LE PAUVRE MATELOT
Créé en avril 2001, cette
production de Peter Grimes avait fait figure d'événement,
notamment en raison d'une distribution assez exceptionnelle. Disons tout
de suite que cette reprise, sans être vraiment indigne, n'atteint
pas les mêmes sommets.
Pour qui a présent à
l'esprit l'interprétation de Ben Heppner (et ne parlons même
pas de Jon Vickers !), le choix d'Anthony Dean Griffey a quelque chose
de déconcertant. Physiquement, l'acteur est crédible, quoique
un peu monolithique ; vocalement, c'est plutôt le contraire. Griffrey
use et abuse en effet de la voix mixte : pas une note à partir du
haut médium qui ne soit émise en pure voix de poitrine. Dans
ces conditions, au lieu du frustre pêcheur, on a plutôt l'impression
d'avoir affaire à un P'tit Chanteur à la Croix de Bois qui
aurait grandi trop vite !
Certes, on m'objectera fort justement
que le créateur, Peter Pears, n'était pas franchement un
heldentenor,
mais on connaît les raisons extra-musicales du choix de Britten.

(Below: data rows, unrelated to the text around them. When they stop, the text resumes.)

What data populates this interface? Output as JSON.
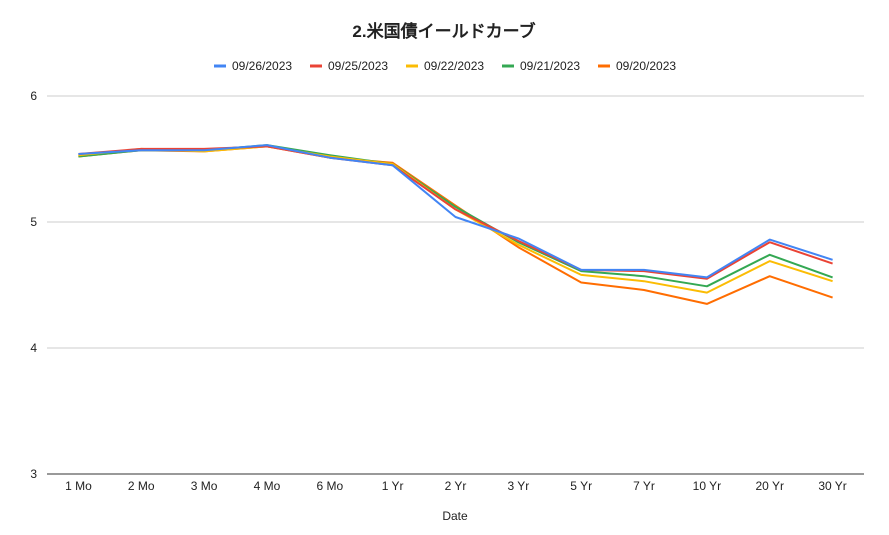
{
  "chart_data": {
    "type": "line",
    "title": "2.米国債イールドカーブ",
    "xlabel": "Date",
    "ylabel": "",
    "ylim": [
      3,
      6
    ],
    "yticks": [
      "3",
      "4",
      "5",
      "6"
    ],
    "grid": true,
    "legend_position": "top",
    "categories": [
      "1 Mo",
      "2 Mo",
      "3 Mo",
      "4 Mo",
      "6 Mo",
      "1 Yr",
      "2 Yr",
      "3 Yr",
      "5 Yr",
      "7 Yr",
      "10 Yr",
      "20 Yr",
      "30 Yr"
    ],
    "series": [
      {
        "name": "09/26/2023",
        "color": "#4285f4",
        "values": [
          5.54,
          5.57,
          5.57,
          5.61,
          5.51,
          5.45,
          5.04,
          4.87,
          4.62,
          4.62,
          4.56,
          4.86,
          4.7
        ]
      },
      {
        "name": "09/25/2023",
        "color": "#ea4335",
        "values": [
          5.54,
          5.58,
          5.58,
          5.6,
          5.51,
          5.45,
          5.1,
          4.85,
          4.62,
          4.61,
          4.55,
          4.84,
          4.67
        ]
      },
      {
        "name": "09/22/2023",
        "color": "#fbbc04",
        "values": [
          5.53,
          5.58,
          5.56,
          5.6,
          5.52,
          5.46,
          5.1,
          4.82,
          4.58,
          4.53,
          4.44,
          4.69,
          4.53
        ]
      },
      {
        "name": "09/21/2023",
        "color": "#34a853",
        "values": [
          5.52,
          5.57,
          5.57,
          5.61,
          5.53,
          5.46,
          5.12,
          4.84,
          4.61,
          4.57,
          4.49,
          4.74,
          4.56
        ]
      },
      {
        "name": "09/20/2023",
        "color": "#ff6d01",
        "values": [
          5.52,
          5.57,
          5.56,
          5.6,
          5.51,
          5.47,
          5.13,
          4.8,
          4.52,
          4.46,
          4.35,
          4.57,
          4.4
        ]
      }
    ]
  }
}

En l'occurrence, le choix d'un artiste avec ce type d'émission,
quelles que soient ses autres qualités, relève à mon
sens de l'erreur de casting.
Il revenait à Brigitte Hahn
la difficile tâche de succéder à l'émouvante
et regrettée Susan Chilcott. J'ai suffisamment critiqué Brigitte
Hahn lors de ses dernières apparitions (1)
pour lui tirer volontiers mon chapeau devant son interprétation
: une Ellen certes pleine de compassion, mais faible et dépassée
par sa mission (après tout, elle n'est plus là pour la scène
finale).
L'édition 2001 nous valait
une Auntie de luxe en la personne de Stephanie Blythe : Claire Powell ne
lui cède en rien, le personnage étant même un peu plus
"anglais" que celui campé par sa devancière.
Peter Sidhom est excellent en Balstrode
, capitaine qui en a vu d'autres et on retrouve avec plaisir la truculente
Mrs. Sedley de Della Jones, plus à l'aise ici que dans les Nozze.
L'ensemble de la distribution serait
à citer tant chacun est à sa place : ainsi Carolyn Sampson
et Valérie Condoluci, parfaites en petites grues, pour ne citer
que les benjamines.
Pour cette production, Graham Vick
a choisi de transposer l'action à l'époque contemporaine,
plus précisément durant les années Thatcher. S'il
s'agit de nous démontrer la persistance du refus de la différence
dans notre société, pourquoi pas : notre époque n'a-t-elle
pas inventé des termes comme "politically correct" pour classifier
le conformisme qu'elle entend faire régner ?
En réalité, ce parti
n'est pas heureux, ou du moins pas complètement assumé. Le
choix de l'époque et du lieu ne sont pas le fait du hasard : le
village décrit dans le livret est une assemblée de pêcheurs
isolés qui, en cas de coup dur, ne peut compter que sur elle-même
et sur la solidarité de ses membres ; par construction, cette communauté
ne peut tolérer la différence d'un des siens, car celle-ci
porte en elle le germe d'un individualisme qui viendrait mettre en péril
cette construction sociale.
Dans ces conditions, que nous apporte
cette transposition, alors que les années Thatcher sont plutôt
une décennie d'individualisme triomphant ? Figurer une cité
de mineurs gallois confrontée à la fermeture de son site
aurait eu davantage de sens. Reste un spectacle coloré et agréable,
des personnages bien campés, une direction d'acteur efficace : seul
bémol, une scène orgiaque faussement provocante dont on peine
à trouver la justification.
J'attendais avec beaucoup d'intérêt
la présence sur le podium de Stéphane Denève : c'est
Roderick Brydon qui le remplace, avec professionnalisme mais sans grand
génie. On en vient parfois même à regretter le James
Conlon de la création, excessivement bruyant mais plus engagé.
Placido CARREROTTI
Notes
1. Une
quinzaine de Comtesse, une dizaine de Rosalinde, maintenant une demi douzaine
d'Ellen Ford : plus de 20 apparitions en moins de 6 mois, il n'y a que
le "prix de gros" qui puisse justifier une telle présence.